Phase constant --Please help me! 1. The problem statement, all variables and given/known data What is the phase constant? The picture didn't come yet but here's a description: It is a velocity vs. time graph. It is sinusoidal with a period of 12 s and a max velocity of 60 cm/s. The inital value for velocity at t=0 is -30 cm/s and the value for velocity at t=12 is -30 cm/s 2. Relevant equations 3. The attempt at a solution First I found A vmax= 2pi*A/T 60= 2pi*A/12 A=114.6 ok so I tried vo= -omega*A sin(phase constant) omega= 2pi/T 2 pi/ 12 = pi/6 -30 cm/s = -(pi/6)*114.6 sin(phase constant) I found phase constant = .5235 rad, but that's not right I know that there is another angle that has the sine value, but how do I know which one is the phase constant
Your amplitude, A, corresponds to the maximum velocity, which in this case is 60cm/s. Your period is 12s, so by using T = 2*pi/w, in which w is angular frequency, you could find the value for w. Since you know the amplitude and angular frequency, and you know that the general form for the velocity is v = -A*sin(wt + phase constant), all you have to do is plug in numbers. At t = 0, v = -30cm/s, and since you already know the amplitude and angular frequency, you could solve for the phase constant.
Right, I think that's what I did up above, but I got the answer wrong according to mastering physics. I've checked it several times, and I don't know why it's wrong. -30 cm/s = -(pi/6)*114.6 sin(phase constant) .49996= sin(phaseconstant) arc sin (.49996) = .52355 rad or 2.618 rad I don't know which one is right because at both position the particle would be moving to the left ( have a negative velocity initially like in the graph) This is what is confusing me.

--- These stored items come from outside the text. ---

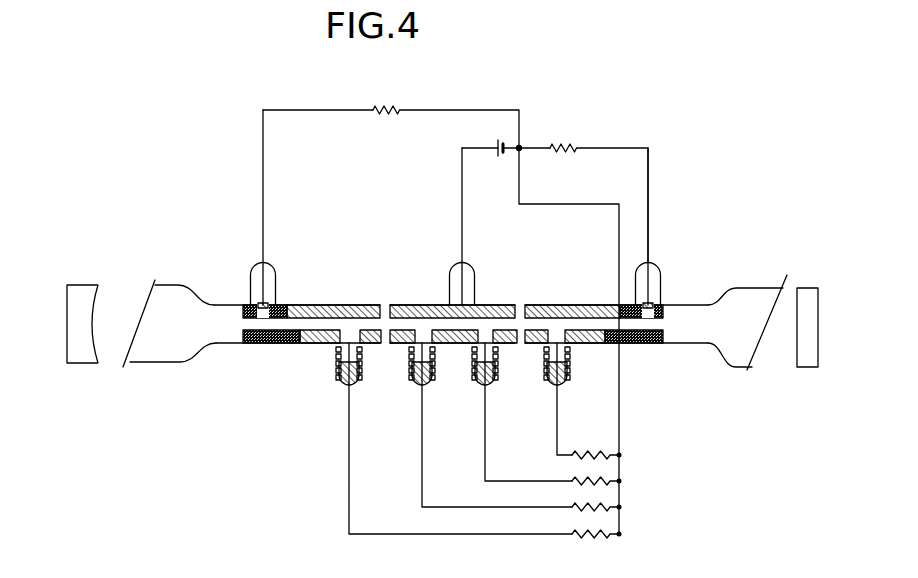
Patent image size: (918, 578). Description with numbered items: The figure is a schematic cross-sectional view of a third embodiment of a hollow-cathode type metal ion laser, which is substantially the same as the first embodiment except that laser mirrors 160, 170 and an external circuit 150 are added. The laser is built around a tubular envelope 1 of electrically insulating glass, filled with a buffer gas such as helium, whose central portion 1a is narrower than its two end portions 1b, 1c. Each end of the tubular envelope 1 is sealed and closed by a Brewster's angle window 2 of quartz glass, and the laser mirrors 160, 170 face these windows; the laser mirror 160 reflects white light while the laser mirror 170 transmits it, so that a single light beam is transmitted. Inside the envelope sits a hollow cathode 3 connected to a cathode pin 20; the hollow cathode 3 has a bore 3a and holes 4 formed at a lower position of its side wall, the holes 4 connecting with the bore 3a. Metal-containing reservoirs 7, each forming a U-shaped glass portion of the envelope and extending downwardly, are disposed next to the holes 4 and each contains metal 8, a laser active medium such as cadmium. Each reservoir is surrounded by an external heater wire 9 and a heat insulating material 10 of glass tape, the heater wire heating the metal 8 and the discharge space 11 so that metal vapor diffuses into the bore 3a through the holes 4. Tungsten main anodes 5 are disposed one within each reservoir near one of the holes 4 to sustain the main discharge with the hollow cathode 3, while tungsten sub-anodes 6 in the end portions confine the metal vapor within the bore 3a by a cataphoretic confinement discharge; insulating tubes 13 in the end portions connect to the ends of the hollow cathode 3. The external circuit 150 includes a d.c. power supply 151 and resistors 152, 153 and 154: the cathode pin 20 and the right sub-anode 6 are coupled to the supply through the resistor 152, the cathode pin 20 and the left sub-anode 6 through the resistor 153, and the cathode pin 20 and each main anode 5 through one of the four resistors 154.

The tubular envelope 1 is at (228, 300).
The central portion of the envelope 1a is at (326, 306).
The end portion of the tubular envelope 1b is at (182, 285).
The end portion of the tubular envelope 1c is at (740, 288).
The Brewster's angle window 2 is at (146, 285).
The hollow cathode 3 is at (571, 305).
The bore 3a is at (487, 330).
The holes 4 is at (570, 345).
The main anodes 5 is at (349, 396).
The sub-anodes 6 is at (261, 256).
The metal-containing reservoirs 7 is at (567, 375).
The metal 8 is at (563, 385).
The external heater wire 9 is at (478, 370).
The heat insulating material 10 is at (336, 357).
The discharge space 11 is at (424, 344).
The tubes 13 is at (283, 305).
The cathode pin 20 is at (461, 248).
The external circuit 150 is at (586, 108).
The d.c. power supply 151 is at (497, 139).
The resistor 152 is at (565, 152).
The resistor 153 is at (381, 102).
The resistors 154 is at (594, 450).
The laser mirror 160 is at (88, 363).
The laser mirror 170 is at (808, 367).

oh, so for the velocity formula, you have to have A in cm/s...ok I see so .955=sin(phase constant) phase constant = 1.27 rad ?
v=60*sin(wt+phase). At t=0, v=-30. Put that in. -30=60*sin(phase). sin(phase)=(-1/2). Isn't that what you want?
Your book's formula is using the amplitude of the displacement. For this question we are using the amplitude of the quantity in the graph you showed us. That would be the velocity amplitude, 60 cm/s. Displacement, velocity, and acceleration each have their own amplitude. We need to be clear on which one we are using.
so if I used that formula in my book, then shouldn't I come up with right answer as long as I use the amplitude from vmax=omega*A, where A is in cm. I chose to use the amplitude for displacement, so shouldn't that yield the same answer? I'm really confused about this.
Yes, you are confused. If the amplitude for displacement is A, then yes, the amplitude for velocity is omega*A. But omega*A=60 from your graph. Since it's a graph of velocity. So A=60/omega. Hence the amplitude for velocity is omega*A which is omega*(60/omega). Which is 60. Which is where we started. This is making my head hurt. Can you make it stop?
I'm sorry... Ok, so I was doing exactly what you are telling me aways up above until I got confused about the amplitude. I wrote: .49996= sin(phaseconstant) but the problem I was having was what value of the angle is the phase constant since arcsin .49996 gives two angles, both of which would be moving left like indicated in the graph.
Ok, but shouldn't sin(phase) be -0.5, not +0.5? And yes, there are two really different values modulo 2pi. But only one increases the velocity as t increases from 0. Look at your diagram. There are two different points where the velocity is -30. But only one fits your diagram.